In January of this year, 22 months after the Evans tackle, Holden came onto the field for Bolton against Everton in an FA Cup game and bathed in the chants of the home crowd. STU-S-A! STU-S-A! STU-S-A! “I had goosebumps all up my arms,” he says.
Holden said he can’t thank his support system enough for helping him get through the hard times, from his girlfriend, Karalynn West (“she’s a saint”) to his brother, Euan (“he’s written me some e-mails that made me want to cry”) to the rest of his family to his teammates at Bolton and on the national team. But he also wants people to know that he’s not just trying to get back to where he was before the injuries.
“It’s not a matter of me getting back to that point. I’ve got a whole new goal,” he said. “I want to be better than back. Even just tactically, there are things I’ve seen watching more soccer. In the last six months I’ve been learning more as a player under new coaches. I think I felt that the other night against Guatemala, coming in in the second half and having a better balance going forward and staying back. With all that combined, I’m really excited.”

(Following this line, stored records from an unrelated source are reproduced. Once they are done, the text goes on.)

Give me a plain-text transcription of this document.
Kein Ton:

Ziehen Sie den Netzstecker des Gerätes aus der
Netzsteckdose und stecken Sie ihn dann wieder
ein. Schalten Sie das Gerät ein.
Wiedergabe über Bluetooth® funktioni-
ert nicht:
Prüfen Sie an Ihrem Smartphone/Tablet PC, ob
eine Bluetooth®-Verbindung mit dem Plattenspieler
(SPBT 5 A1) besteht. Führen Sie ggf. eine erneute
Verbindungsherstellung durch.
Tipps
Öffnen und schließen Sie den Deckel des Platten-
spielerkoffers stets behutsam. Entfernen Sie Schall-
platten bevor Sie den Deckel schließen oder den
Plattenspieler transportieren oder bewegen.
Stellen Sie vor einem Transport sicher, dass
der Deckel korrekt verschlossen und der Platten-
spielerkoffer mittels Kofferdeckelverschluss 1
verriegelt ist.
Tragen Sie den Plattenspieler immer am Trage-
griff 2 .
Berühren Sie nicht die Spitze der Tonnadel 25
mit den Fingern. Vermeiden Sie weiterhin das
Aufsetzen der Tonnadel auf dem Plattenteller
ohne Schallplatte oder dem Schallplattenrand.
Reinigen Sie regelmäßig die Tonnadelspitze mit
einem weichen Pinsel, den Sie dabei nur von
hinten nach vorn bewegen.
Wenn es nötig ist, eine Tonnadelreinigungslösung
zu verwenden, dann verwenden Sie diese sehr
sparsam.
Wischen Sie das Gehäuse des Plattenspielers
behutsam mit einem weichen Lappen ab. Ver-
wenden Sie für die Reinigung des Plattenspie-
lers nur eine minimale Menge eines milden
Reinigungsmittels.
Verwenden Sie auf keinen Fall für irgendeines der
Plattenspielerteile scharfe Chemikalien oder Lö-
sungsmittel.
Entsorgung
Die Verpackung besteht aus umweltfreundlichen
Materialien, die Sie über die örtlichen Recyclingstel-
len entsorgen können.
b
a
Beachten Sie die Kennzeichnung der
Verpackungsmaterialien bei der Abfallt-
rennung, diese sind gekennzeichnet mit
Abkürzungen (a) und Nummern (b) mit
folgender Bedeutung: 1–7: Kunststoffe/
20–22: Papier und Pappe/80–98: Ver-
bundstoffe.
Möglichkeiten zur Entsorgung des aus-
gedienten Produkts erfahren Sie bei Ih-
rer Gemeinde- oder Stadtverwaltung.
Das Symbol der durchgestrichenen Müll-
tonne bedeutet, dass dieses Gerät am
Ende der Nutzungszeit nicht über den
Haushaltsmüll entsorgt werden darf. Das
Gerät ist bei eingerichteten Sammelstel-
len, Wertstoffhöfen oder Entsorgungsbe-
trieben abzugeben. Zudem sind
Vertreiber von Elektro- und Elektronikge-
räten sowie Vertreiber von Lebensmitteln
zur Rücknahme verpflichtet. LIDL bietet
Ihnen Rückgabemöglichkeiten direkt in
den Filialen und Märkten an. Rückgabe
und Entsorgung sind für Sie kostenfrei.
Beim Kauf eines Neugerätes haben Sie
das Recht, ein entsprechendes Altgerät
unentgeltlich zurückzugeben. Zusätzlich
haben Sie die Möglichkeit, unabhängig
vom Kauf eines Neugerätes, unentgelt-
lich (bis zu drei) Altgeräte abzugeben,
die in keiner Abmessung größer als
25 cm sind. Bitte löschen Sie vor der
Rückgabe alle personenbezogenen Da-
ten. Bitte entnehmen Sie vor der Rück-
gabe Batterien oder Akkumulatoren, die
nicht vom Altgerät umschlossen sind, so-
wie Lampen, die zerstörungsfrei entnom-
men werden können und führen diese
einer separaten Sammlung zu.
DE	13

Last Friday, Holden had his first extensive minutes in a U.S. uniform in more than two years. He came on in the second half against Guatemala and was influential in the attack, helping the U.S. to an easy 6-0 friendly win. “For me it was like all the pieces came together,” he said. “That’s my longest run-out with the national team in a while. I want to be an important player for this team. For me, it’s about putting that all together and being a guy who can contribute not just during the Gold Cup but during the World Cup qualifying cycle and in Brazil next year.”

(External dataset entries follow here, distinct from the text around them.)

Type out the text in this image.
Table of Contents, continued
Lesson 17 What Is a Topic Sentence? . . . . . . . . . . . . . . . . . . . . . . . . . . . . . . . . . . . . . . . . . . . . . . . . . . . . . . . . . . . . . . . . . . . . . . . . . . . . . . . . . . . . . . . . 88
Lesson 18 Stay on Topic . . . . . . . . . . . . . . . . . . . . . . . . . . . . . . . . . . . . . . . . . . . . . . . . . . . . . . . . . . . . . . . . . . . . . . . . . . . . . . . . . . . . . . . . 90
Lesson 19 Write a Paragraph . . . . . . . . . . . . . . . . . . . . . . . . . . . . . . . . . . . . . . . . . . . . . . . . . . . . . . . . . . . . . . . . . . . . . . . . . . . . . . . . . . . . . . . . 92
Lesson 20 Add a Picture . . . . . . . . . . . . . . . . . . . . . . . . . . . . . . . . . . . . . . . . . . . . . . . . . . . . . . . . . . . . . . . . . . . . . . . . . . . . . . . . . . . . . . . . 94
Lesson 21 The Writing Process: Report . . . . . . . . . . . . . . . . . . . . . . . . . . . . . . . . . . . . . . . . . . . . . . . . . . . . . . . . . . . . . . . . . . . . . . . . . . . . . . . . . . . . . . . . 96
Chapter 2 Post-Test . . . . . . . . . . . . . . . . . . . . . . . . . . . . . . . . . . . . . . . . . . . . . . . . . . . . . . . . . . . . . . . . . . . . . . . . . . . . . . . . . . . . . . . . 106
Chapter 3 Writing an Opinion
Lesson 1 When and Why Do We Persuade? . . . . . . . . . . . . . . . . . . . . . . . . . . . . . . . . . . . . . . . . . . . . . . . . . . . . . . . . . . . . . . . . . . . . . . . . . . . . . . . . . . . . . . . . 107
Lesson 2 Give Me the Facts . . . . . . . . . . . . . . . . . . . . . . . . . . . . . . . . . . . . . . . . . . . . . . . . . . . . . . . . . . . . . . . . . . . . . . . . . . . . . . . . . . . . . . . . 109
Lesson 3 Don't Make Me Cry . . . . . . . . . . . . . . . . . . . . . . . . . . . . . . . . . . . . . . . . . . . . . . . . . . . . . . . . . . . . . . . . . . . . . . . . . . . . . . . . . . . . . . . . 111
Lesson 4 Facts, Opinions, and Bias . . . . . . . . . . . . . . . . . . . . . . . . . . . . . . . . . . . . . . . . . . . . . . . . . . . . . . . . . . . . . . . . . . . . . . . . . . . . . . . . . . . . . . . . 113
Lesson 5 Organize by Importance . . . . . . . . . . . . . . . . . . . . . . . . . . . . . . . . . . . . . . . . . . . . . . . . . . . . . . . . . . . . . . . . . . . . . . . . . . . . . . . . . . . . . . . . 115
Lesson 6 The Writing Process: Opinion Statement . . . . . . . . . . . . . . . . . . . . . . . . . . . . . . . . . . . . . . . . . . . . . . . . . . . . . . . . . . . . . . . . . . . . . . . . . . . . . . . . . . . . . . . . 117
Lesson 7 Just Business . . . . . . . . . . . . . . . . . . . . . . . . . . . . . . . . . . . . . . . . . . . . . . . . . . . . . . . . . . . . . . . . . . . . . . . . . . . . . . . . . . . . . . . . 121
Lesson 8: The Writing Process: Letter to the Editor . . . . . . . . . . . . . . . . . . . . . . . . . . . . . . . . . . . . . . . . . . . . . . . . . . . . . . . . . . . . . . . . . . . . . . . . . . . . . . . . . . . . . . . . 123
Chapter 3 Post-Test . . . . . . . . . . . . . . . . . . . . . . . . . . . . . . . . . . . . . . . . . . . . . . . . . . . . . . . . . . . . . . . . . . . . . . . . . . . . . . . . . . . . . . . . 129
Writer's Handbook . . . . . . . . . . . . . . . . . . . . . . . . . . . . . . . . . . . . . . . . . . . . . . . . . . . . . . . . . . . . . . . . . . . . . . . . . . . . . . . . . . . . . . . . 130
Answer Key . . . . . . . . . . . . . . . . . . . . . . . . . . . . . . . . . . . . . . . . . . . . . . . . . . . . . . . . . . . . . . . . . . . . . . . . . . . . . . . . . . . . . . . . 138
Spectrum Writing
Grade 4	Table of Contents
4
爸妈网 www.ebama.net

Already, Holden said, he owes a big debt of gratitude to U.S. coach Jurgen Klinsmann, who has visited him more than once in England and called Holden in for both last month’s World Cup qualifying squad and the Gold Cup. “I’m hoping to reward him and show him his faith in me was justified,” said Holden.
You could say Klinsmann is betting on Holden — just as the player always has on himself. And that’s a good thing.